On a le choix entre vieillir et ne plus regarder où on pose les pieds. Alors bon forcément on ne veut pas choisir, on rejette le tout, et plus tard on comprend que c'était inutile, que le choix était fait de toute éternité. Refuser de vieillir ? C'est une bonne blague. Quant à vouloir savoir où on pose les pieds, il ne faut pas rêver.
Le difficile est de garder un semblant de sincérité. Non qu'on veuille tricher, mais ça se fait tout seul, on pare au plus pressé, et on a en mémoire toutes sortes de solutions.

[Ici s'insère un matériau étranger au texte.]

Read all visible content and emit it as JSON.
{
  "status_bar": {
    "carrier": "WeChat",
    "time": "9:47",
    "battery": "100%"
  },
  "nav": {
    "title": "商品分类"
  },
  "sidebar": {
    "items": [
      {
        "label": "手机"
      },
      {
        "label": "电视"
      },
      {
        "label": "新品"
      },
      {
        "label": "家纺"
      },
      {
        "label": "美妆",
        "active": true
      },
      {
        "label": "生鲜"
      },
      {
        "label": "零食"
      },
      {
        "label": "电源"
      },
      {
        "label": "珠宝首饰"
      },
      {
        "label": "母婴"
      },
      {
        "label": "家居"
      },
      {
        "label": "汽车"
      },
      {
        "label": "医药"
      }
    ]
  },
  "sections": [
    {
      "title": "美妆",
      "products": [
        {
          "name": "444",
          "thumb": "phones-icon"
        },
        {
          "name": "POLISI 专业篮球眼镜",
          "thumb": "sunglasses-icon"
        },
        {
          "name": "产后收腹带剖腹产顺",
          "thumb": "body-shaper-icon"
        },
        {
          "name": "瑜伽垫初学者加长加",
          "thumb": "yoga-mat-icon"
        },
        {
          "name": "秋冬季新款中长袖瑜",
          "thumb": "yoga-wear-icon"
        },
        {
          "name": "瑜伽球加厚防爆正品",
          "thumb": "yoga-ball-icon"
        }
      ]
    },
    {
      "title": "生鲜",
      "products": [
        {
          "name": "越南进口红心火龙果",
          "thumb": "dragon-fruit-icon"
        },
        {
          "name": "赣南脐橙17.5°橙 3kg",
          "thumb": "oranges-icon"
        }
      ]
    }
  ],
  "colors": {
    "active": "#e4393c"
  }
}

Et même en prenant son temps cela ne marche pas. Car on n'aime jamais se remettre en question, aller vers l'inconnu, peut-être le danger.
Enfin bon, c'est égal. Cela ne change rien à la nécessité. Il faut se retrouver près du point de départ, sans être trop chargé. Et puis en profiter pour tout revisiter, ça peut toujours servir.
Le plaisir là-dedans n'a pas son mot à dire. On l'a trop écouté, pour ne rien y gagner. Ou du moins pas grand-chose, il ne faut pas exagérer.

Raisonnable

Ce n'est pas comme si j'avais tout essayé. Car à la vérité je n'ai rien essayé. J'ai juste réussi à tout laisser tomber. Et à tout oublier. Enfin, pas tout à fait, mais j'en prends le chemin. J'y étais obligé. Enfin, je le prétends. Mais je sais que c'est faux. Que j'ai juste choisi de ne pas insister. Puisqu'il paraissait clair que c'était raisonnable. Oui c'est bien ce mot-là qui m'avait convaincu. Raisonnable. Ah la charmante ivresse. Et pourtant tout cela ne me ressemble pas. Enfin, j'aime à le croire. Je n'ai jamais été et ne serai jamais quelqu'un de raisonnable. C'est juste un air que je me donne. Un autre genre de folie. Mais c'était inédit, et forcément si c'est nouveau cela paraît intéressant. Enfin je ne sais plus. Et je n'ai pas envie de m'en préoccuper. Je suis juste énervé. Pressé de retrouver le paradis perdu. Ou quel que soit le nom qu'on veut bien lui donner.